We also found that there are some factors that are associated with lower risk of suicide thoughts and attempts for USTS respondents:
- Respondents with supportive families reported lower prevalence of past-year and lifetime suicide thoughts and attempts.
- Those who wanted, and subsequently received, hormone therapy and/or surgical care had a substantially lower prevalence of past-year suicide thoughts and attempts than those who wanted hormone therapy and surgical care and did not receive them.
- A lower proportion of respondents who lived in a state with a gender identity nondiscrimination statute reported past-year suicide thoughts and attempts than those who lived in states without such a statute.

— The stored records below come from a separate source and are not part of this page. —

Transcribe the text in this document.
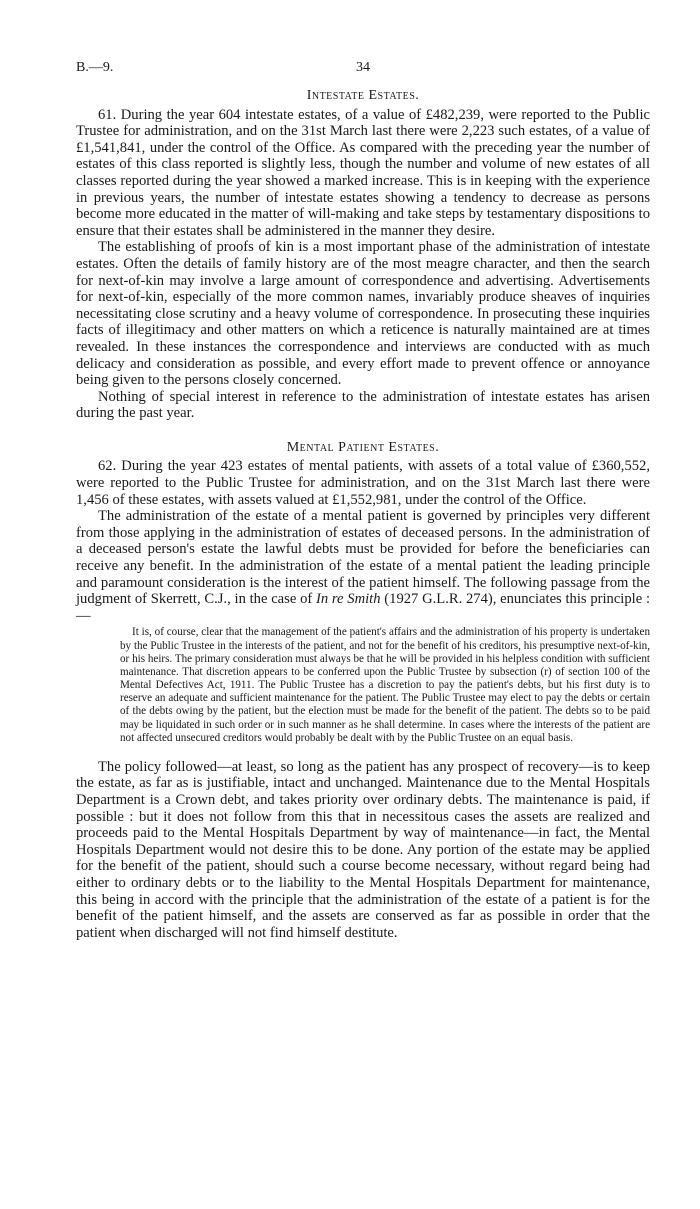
B.—9.	34
Intestate Estates.

61. During the year 604 intestate estates, of a value of £482,239, were reported to the Public Trustee for administration, and on the 31st March last there were 2,223 such estates, of a value of £1,541,841, under the control of the Office. As compared with the preceding year the number of estates of this class reported is slightly less, though the number and volume of new estates of all classes reported during the year showed a marked increase. This is in keeping with the experience in previous years, the number of intestate estates showing a tendency to decrease as persons become more educated in the matter of will-making and take steps by testamentary dispositions to ensure that their estates shall be administered in the manner they desire.

The establishing of proofs of kin is a most important phase of the administration of intestate estates. Often the details of family history are of the most meagre character, and then the search for next-of-kin may involve a large amount of correspondence and advertising. Advertisements for next-of-kin, especially of the more common names, invariably produce sheaves of inquiries necessitating close scrutiny and a heavy volume of correspondence. In prosecuting these inquiries facts of illegitimacy and other matters on which a reticence is naturally maintained are at times revealed. In these instances the correspondence and interviews are conducted with as much delicacy and consideration as possible, and every effort made to prevent offence or annoyance being given to the persons closely concerned.

Nothing of special interest in reference to the administration of intestate estates has arisen during the past year.

Mental Patient Estates.

62. During the year 423 estates of mental patients, with assets of a total value of £360,552, were reported to the Public Trustee for administration, and on the 31st March last there were 1,456 of these estates, with assets valued at £1,552,981, under the control of the Office.

The administration of the estate of a mental patient is governed by principles very different from those applying in the administration of estates of deceased persons. In the administration of a deceased person's estate the lawful debts must be provided for before the beneficiaries can receive any benefit. In the administration of the estate of a mental patient the leading principle and paramount consideration is the interest of the patient himself. The following passage from the judgment of Skerrett, C.J., in the case of In re Smith (1927 G.L.R. 274), enunciates this principle :—

It is, of course, clear that the management of the patient's affairs and the administration of his property is undertaken by the Public Trustee in the interests of the patient, and not for the benefit of his creditors, his presumptive next-of-kin, or his heirs. The primary consideration must always be that he will be provided in his helpless condition with sufficient maintenance. That discretion appears to be conferred upon the Public Trustee by subsection (r) of section 100 of the Mental Defectives Act, 1911. The Public Trustee has a discretion to pay the patient's debts, but his first duty is to reserve an adequate and sufficient maintenance for the patient. The Public Trustee may elect to pay the debts or certain of the debts owing by the patient, but the election must be made for the benefit of the patient. The debts so to be paid may be liquidated in such order or in such manner as he shall determine. In cases where the interests of the patient are not affected unsecured creditors would probably be dealt with by the Public Trustee on an equal basis.

The policy followed—at least, so long as the patient has any prospect of recovery—is to keep the estate, as far as is justifiable, intact and unchanged. Maintenance due to the Mental Hospitals Department is a Crown debt, and takes priority over ordinary debts. The maintenance is paid, if possible : but it does not follow from this that in necessitous cases the assets are realized and proceeds paid to the Mental Hospitals Department by way of maintenance—in fact, the Mental Hospitals Department would not desire this to be done. Any portion of the estate may be applied for the benefit of the patient, should such a course become necessary, without regard being had either to ordinary debts or to the liability to the Mental Hospitals Department for maintenance, this being in accord with the principle that the administration of the estate of a patient is for the benefit of the patient himself, and the assets are conserved as far as possible in order that the patient when discharged will not find himself destitute.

Our findings underscore the urgency of research to identify promising intervention and prevention strategies to address suicidality in this population. USTS respondents have the elevated risk of suicide thoughts and attempts that one would expect based on general risk factors that affect the U.S. population, such as substance use and serious psychological distress. Yet, it’s clear that minority stress experiences, such as family rejection, discrimination experiences, and lack of access to gender-affirming health care, create added risks for transgender people. Furthermore, the cumulative effect of experiencing multiple minority stressors is associated with dramatically higher prevalence of suicidality. Future research that supports the design and evaluation of suicide intervention and prevention strategies for the transgender population is urgently needed.